Hortense threw herself into his arms, clasping him closely enough to stifle him, and covered him with kisses, saying:

"Ah, you do love me! I fear nothing!--But no more Marneffe. Never go plunging into such horrible bogs."

"I swear to you, my dear Hortense, that I will go there no more, excepting to redeem my note of hand."

She pouted at this, but only as a loving woman sulks to get something for it.
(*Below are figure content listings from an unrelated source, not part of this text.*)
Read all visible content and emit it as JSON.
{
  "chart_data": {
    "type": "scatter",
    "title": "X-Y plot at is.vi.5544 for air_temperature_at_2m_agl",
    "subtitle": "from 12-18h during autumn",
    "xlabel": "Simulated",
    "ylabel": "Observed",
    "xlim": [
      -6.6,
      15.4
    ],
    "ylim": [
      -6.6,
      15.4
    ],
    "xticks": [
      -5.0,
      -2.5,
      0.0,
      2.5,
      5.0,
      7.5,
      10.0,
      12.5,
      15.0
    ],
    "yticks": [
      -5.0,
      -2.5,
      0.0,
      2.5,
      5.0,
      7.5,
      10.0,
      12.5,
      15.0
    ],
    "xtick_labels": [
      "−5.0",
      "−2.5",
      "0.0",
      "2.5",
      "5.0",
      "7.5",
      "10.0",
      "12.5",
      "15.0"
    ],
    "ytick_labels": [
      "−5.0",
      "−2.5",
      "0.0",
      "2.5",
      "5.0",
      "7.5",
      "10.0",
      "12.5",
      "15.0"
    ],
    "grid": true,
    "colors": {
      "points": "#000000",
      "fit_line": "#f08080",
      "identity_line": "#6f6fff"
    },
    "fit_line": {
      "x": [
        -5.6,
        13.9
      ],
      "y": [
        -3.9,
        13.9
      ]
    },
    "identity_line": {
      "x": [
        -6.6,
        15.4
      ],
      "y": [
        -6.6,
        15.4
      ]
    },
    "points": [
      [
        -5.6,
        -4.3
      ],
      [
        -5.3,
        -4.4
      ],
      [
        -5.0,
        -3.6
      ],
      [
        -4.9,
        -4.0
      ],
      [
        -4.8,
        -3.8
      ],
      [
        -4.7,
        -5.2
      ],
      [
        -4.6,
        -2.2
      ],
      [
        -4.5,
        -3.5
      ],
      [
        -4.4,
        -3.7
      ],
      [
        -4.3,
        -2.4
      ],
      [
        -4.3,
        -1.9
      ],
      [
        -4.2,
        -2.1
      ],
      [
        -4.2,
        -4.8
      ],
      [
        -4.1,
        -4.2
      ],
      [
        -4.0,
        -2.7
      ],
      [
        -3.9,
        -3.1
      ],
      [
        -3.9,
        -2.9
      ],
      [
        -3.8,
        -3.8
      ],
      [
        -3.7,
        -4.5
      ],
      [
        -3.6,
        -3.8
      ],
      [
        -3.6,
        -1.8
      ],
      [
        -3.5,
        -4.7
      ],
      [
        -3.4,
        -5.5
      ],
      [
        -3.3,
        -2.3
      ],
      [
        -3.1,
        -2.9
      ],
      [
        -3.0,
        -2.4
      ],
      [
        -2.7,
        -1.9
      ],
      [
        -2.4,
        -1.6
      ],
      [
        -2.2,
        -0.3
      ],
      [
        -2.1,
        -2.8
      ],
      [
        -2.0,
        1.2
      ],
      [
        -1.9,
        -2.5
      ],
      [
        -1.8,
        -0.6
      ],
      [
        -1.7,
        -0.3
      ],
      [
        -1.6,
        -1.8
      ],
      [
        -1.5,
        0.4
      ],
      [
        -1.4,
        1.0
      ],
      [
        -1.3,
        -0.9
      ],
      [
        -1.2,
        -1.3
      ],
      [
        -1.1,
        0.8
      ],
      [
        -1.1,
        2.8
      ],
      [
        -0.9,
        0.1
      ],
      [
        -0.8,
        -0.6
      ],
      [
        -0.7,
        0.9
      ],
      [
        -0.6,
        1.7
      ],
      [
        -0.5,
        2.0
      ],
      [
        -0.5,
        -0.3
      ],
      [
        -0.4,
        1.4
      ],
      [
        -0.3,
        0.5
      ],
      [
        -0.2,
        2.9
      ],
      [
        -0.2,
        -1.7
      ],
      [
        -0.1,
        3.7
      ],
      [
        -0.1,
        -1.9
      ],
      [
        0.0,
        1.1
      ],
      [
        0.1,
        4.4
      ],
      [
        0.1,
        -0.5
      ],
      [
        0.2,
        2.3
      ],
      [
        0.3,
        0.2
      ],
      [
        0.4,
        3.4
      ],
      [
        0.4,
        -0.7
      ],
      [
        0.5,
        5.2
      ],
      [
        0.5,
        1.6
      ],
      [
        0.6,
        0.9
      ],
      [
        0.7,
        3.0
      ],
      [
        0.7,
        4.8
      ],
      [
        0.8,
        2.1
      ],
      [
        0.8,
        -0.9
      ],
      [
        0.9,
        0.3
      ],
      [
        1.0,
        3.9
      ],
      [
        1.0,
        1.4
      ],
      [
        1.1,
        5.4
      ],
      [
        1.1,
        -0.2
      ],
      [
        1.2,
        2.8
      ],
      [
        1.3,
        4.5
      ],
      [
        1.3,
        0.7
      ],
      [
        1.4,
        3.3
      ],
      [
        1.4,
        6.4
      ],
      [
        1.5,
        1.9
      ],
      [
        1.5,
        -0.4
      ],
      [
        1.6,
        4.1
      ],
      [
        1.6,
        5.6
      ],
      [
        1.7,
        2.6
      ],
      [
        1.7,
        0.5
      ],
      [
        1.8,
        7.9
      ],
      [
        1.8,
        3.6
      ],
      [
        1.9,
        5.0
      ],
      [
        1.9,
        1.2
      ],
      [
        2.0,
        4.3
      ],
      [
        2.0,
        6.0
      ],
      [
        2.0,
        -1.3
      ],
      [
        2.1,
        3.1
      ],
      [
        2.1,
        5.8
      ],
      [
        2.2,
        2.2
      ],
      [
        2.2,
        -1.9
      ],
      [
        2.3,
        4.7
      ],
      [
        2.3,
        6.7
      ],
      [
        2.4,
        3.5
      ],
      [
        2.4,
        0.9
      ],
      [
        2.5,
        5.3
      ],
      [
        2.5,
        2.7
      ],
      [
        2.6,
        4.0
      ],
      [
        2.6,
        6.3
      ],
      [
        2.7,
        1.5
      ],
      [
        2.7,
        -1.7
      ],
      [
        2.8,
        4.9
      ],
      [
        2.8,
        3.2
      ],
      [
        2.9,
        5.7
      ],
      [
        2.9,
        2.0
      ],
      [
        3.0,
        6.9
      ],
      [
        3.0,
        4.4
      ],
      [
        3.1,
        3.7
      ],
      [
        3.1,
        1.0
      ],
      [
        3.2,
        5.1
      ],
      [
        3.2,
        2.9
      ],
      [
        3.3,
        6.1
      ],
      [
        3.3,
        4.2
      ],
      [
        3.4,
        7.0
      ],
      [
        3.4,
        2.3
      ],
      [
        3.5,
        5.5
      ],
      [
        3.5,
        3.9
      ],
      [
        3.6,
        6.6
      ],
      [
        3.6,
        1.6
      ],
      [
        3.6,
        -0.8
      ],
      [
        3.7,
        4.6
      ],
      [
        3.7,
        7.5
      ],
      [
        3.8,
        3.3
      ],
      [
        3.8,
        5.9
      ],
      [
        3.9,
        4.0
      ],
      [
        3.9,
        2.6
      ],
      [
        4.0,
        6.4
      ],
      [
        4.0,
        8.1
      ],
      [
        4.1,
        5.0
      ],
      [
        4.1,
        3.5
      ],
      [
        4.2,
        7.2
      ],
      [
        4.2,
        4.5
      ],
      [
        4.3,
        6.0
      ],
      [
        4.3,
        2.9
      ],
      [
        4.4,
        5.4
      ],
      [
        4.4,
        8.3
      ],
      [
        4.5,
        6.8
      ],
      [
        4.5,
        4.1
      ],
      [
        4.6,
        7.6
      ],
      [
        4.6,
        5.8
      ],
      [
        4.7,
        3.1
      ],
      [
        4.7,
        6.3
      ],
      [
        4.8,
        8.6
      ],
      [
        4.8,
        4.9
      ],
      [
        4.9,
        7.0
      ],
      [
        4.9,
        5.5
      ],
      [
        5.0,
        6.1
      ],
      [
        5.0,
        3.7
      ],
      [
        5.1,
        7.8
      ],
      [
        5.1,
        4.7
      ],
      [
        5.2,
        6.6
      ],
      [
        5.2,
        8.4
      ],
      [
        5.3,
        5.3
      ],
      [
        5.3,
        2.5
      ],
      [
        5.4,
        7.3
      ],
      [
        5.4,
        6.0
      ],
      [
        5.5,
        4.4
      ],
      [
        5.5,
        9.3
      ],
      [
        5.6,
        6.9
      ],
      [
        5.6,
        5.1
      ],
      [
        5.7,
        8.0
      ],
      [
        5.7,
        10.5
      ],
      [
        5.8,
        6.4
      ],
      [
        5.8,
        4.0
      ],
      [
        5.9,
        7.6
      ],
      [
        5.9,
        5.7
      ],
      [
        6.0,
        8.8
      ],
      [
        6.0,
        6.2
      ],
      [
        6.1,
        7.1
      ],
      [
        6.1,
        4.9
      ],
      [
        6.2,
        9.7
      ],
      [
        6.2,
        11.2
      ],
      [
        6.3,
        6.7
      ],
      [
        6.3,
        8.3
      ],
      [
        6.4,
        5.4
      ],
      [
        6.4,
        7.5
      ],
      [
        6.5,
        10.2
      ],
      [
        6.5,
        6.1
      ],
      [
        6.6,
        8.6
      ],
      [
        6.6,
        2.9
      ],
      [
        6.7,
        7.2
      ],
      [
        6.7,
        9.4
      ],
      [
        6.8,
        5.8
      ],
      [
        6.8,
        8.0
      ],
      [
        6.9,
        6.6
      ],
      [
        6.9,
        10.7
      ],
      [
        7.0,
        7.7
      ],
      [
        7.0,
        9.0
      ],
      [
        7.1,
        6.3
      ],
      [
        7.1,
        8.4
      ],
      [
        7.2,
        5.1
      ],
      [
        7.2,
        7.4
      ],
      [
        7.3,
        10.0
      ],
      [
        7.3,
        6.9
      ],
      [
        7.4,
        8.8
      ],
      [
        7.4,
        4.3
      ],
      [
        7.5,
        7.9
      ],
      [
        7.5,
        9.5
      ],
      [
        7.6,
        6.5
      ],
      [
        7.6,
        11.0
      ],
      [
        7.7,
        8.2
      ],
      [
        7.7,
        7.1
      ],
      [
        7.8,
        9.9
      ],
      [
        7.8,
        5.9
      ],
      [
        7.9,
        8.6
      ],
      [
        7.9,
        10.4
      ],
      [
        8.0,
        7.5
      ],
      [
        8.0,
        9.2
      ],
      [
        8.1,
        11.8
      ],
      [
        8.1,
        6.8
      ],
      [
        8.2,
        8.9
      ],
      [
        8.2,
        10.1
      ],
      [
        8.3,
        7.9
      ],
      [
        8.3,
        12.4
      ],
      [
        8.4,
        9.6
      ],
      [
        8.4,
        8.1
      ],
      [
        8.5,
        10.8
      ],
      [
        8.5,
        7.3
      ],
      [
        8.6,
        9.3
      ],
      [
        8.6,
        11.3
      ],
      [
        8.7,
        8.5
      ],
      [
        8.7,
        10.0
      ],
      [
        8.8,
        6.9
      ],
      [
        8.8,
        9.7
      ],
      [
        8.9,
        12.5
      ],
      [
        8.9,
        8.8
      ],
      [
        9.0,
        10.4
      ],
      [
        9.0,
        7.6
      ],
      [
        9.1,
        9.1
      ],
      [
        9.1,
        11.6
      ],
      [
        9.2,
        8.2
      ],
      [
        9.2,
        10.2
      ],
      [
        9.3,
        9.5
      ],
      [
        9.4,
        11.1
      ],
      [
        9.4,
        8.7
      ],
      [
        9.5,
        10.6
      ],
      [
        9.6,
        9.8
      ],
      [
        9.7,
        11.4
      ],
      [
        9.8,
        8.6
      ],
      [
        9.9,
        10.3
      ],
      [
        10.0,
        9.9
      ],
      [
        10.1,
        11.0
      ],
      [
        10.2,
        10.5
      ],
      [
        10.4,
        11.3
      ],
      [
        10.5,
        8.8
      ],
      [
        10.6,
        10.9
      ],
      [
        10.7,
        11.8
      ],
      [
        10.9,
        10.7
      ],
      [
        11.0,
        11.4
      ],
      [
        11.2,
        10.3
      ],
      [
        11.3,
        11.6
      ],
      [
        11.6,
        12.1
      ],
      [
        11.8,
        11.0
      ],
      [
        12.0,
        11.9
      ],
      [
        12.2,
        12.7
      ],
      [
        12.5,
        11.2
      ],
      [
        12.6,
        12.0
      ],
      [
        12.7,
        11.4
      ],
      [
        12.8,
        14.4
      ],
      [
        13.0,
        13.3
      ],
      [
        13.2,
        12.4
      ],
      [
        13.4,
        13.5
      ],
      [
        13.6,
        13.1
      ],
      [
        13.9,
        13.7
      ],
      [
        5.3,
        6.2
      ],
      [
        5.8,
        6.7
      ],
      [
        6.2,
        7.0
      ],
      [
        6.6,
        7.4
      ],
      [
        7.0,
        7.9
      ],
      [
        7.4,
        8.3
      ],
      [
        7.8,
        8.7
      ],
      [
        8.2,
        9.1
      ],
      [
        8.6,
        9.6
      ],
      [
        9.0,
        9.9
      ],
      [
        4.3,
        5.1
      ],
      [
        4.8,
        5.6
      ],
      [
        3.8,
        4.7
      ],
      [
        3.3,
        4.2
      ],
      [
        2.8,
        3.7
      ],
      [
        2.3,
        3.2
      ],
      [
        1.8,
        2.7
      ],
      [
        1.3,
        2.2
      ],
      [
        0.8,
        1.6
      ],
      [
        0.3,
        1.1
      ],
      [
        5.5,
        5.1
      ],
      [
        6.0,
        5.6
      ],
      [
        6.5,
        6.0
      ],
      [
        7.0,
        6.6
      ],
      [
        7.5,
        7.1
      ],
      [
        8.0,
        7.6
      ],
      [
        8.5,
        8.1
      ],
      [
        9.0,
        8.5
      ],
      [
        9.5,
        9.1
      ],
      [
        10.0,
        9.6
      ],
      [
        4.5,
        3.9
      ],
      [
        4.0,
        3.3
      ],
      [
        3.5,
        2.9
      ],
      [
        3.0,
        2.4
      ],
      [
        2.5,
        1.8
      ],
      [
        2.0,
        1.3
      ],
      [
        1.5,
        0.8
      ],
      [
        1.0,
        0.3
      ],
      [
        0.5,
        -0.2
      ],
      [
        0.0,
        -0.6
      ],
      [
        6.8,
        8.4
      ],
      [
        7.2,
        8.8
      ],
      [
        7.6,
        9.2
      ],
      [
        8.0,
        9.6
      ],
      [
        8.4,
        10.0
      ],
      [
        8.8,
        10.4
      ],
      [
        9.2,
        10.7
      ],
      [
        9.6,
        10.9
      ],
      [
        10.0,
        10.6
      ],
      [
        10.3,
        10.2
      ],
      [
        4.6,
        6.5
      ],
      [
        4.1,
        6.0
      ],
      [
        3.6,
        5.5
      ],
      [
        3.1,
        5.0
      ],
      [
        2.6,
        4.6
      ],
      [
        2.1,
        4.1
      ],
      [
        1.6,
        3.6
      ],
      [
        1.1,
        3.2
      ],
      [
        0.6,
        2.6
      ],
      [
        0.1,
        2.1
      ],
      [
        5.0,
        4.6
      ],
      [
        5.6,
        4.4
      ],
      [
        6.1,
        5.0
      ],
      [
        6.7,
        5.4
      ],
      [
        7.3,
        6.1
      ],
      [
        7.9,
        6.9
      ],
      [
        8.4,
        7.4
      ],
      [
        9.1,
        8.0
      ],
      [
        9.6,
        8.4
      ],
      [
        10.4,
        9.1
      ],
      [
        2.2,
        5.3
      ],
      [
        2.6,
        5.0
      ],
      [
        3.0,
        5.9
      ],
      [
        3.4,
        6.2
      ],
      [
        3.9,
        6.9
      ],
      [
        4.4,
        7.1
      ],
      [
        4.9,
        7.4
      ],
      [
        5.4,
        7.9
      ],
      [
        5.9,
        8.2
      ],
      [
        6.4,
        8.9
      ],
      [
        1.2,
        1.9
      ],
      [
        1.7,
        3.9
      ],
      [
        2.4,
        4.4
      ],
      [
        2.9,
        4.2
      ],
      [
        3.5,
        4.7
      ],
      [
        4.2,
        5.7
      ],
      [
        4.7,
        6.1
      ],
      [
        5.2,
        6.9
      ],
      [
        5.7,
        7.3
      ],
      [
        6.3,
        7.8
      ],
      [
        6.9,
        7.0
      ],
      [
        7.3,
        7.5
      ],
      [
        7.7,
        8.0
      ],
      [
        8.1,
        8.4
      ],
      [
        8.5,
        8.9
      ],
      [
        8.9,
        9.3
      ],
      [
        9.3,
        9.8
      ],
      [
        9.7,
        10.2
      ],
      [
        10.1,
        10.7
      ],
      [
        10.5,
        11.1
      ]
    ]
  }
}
Wenceslas, tired out with such a morning's work, went off to his studio to make a clay sketch of the _Samson and Delilah_, for which he had the drawings in his pocket.

Hortense, penitent for her little temper, and fancying that her husband was annoyed with her, went to the studio just as the sculptor had finished handling the clay with the impetuosity that spurs an artist when the mood is on him. On seeing his wife, Wenceslas hastily threw the wet wrapper over the group, and putting both arms round her, he said:

"We were not really angry, were we, my pretty puss?"

Hortense had caught sight of the group, had seen the linen thrown over it, and had said nothing; but as she was leaving, she took off the rag, looked at the model, and asked:

"What is that?"

"A group for which I had just had an idea."

"And why did you hide it?"

"I did not mean you to see it till it was finished."

"The woman is very pretty," said Hortense.

And a thousand suspicions cropped up in her mind, as, in India, tall, rank plants spring up in a night-time.